Eternal Life?

Rather sad (at least to me) Opinion piece in The New York Times this morning with the ironically hopeful title “Why We Never Die.” The author begins by observing that, as a child, he was terrified of death, often worrying about it as he fell asleep in the evenings. Today, his oldest child is afflicted with the same fear. Not much of a surprise there!

He ultimately finds comfort for his child, and presumably himself, by recognizing a kind of eternal life in the biological transmission of life to the next generations, the contributions one might make in the course of one’s earthly life, and the lasting imprint such efforts might make. “In living,” he concludes,” we trace a wake in the world.” No arguing with that.

I know other people who have had a similar terror of simply vanishing, being engulfed in the darkness and the void. I do not know exactly how that would feel. From my earliest childhood, I have seen death as an inevitable part of life.

From the wilting roses on the dining room table to the loss of a beloved pet to peering over the side of the coffin of my paternal grandfather, I have accepted the reality of death. I suppose I also never considered myself so indispensable or really all that important in the great scheme of things to see why it would make any difference, at least in the long run, if I was no longer around.

Then too — but, I think, actually secondary to the above — there was my family’s religious faith. The author of the Times’ article was never comforted by that, seeing religion and spirituality as fantasies dreamed up and perpetrated to stave off the horror of death. I acknowledge that as a possibility, but it has never actually seemed so to me.

First of all, the overwhelming majority of persons who have ever lived and live today — in whatever culture, of whatever religion — have believed in some form of eternal life. The beliefs differ, of course, from East to West, from the ancient wisdom of Hinduism and Buddhism (which, at least doctrinally, has the least interest in life after death) to the remarkably similar understandings of the Abrahamic faiths — Judaism, Christianity, and Islam.

I do not claim to know exactly what happens after we die. Anyone who claims to do so is likely guilty of a bit of overreach. But I am a Christian and have placed my hope in the promise  eternal life held out by our “founder” Jesus of Nazareth and his successors down the ages. I have found the life and teachings of Jesus to be completely reliable in this life and so am prepared to trust that his insights for the next are likely to be trustworthy as well.

Christians vary somewhat in the specifics of what will happen after we die. But classical Christianity has used the pattern outlined in the New Testament for Jesus’ own life, death and resurrection to suggest what will happen to us as well. Jesus lived his short life of about thirty years. He was executed by the Roman government with at least the cooperation of the Temple authorities in Jerusalem, likely for sedition. There was in “intermediate state’ of some three days where Jesus is said to have “descended to the dead.” And then he was experienced as alive once more, transformed but recognizable to his closest followers.

So, the Christian hope is that, when we die, the essence of who we are (sometimes called, not quite correctly, the “soul”) will enter into the same kind of “intermediate state” as Jesus where we will continue our spiritual growth and journey, as it were, where we left off. If we have never paid much attention to the spiritual life, the growth may be experienced as rather tough sledding. Such persons will have a lot of “catching up to do” and there is likely to be some regret at all that was missed.
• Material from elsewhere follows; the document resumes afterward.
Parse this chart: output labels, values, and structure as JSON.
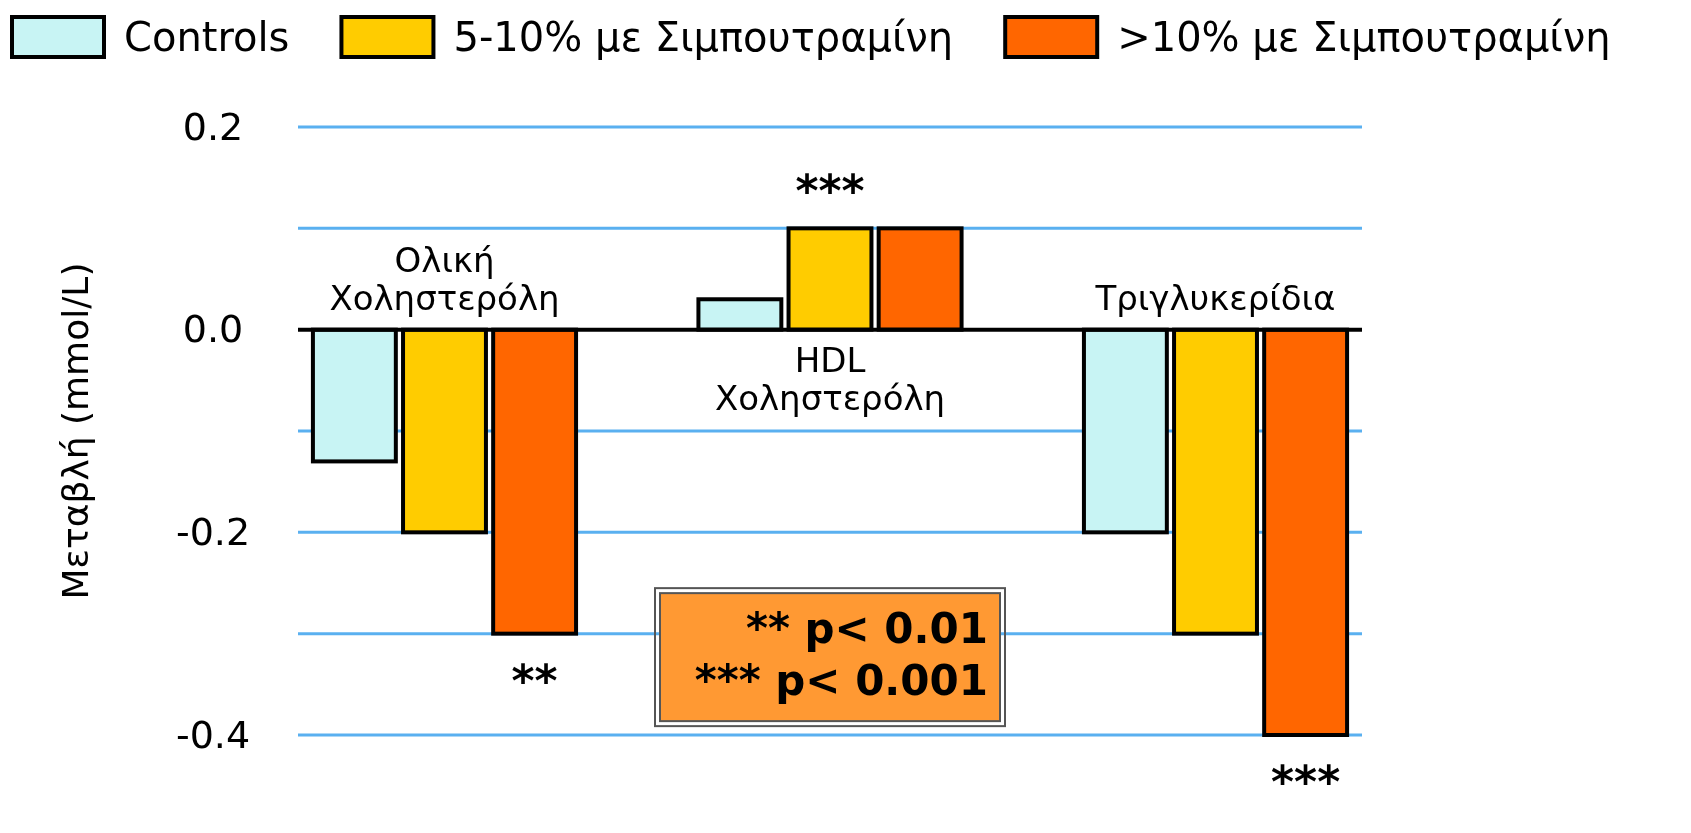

For all of us, there will be a lot to learn!

We will be outside of time as we have understood it here, so the number of years or aeons which may pass before the final stage will have no meaning. But, at some point, according to Jewish, Christian, and Muslim teaching, the earth as we know it will be transformed, a final judgment of people and nations will be made in which the world will be set to rights again, once and for all. No more poverty, no more war, peace and harmony for everyone.

The earth will not vanish but will be transformed into the “Eden-like” existence so beautifully described in the opening chapter of the Book of Genesis (and other ancient writings). Christians believe in something called the “resurrection of the body” which is not the same as the resuscitation of a corpse, but the transformation of all that we truly are (and that includes our bodies) into something fitting for that new and transformed world. Paul calls it a “spiritual body” which is not terribly helpful but is an attempt to say that we will be something like what Jesus was after the resurrection.

Am I absolutely sure that this is what it will look like and how it will all turn out? Of course not. Remember, doubt is not the opposite of faith; certainty is the opposite of faith. I am certain of almost nothing…in this life or the next. But I do have hope.

And hope, Alexander Pope once wrote  springs eternal!

One Response to “Eternal Life?”

  1. David Alvarez Says:

    Excellent reflexion about the meaning of life and death in tune with the psalmist about how we should learn to count our days which pass like grass in the field.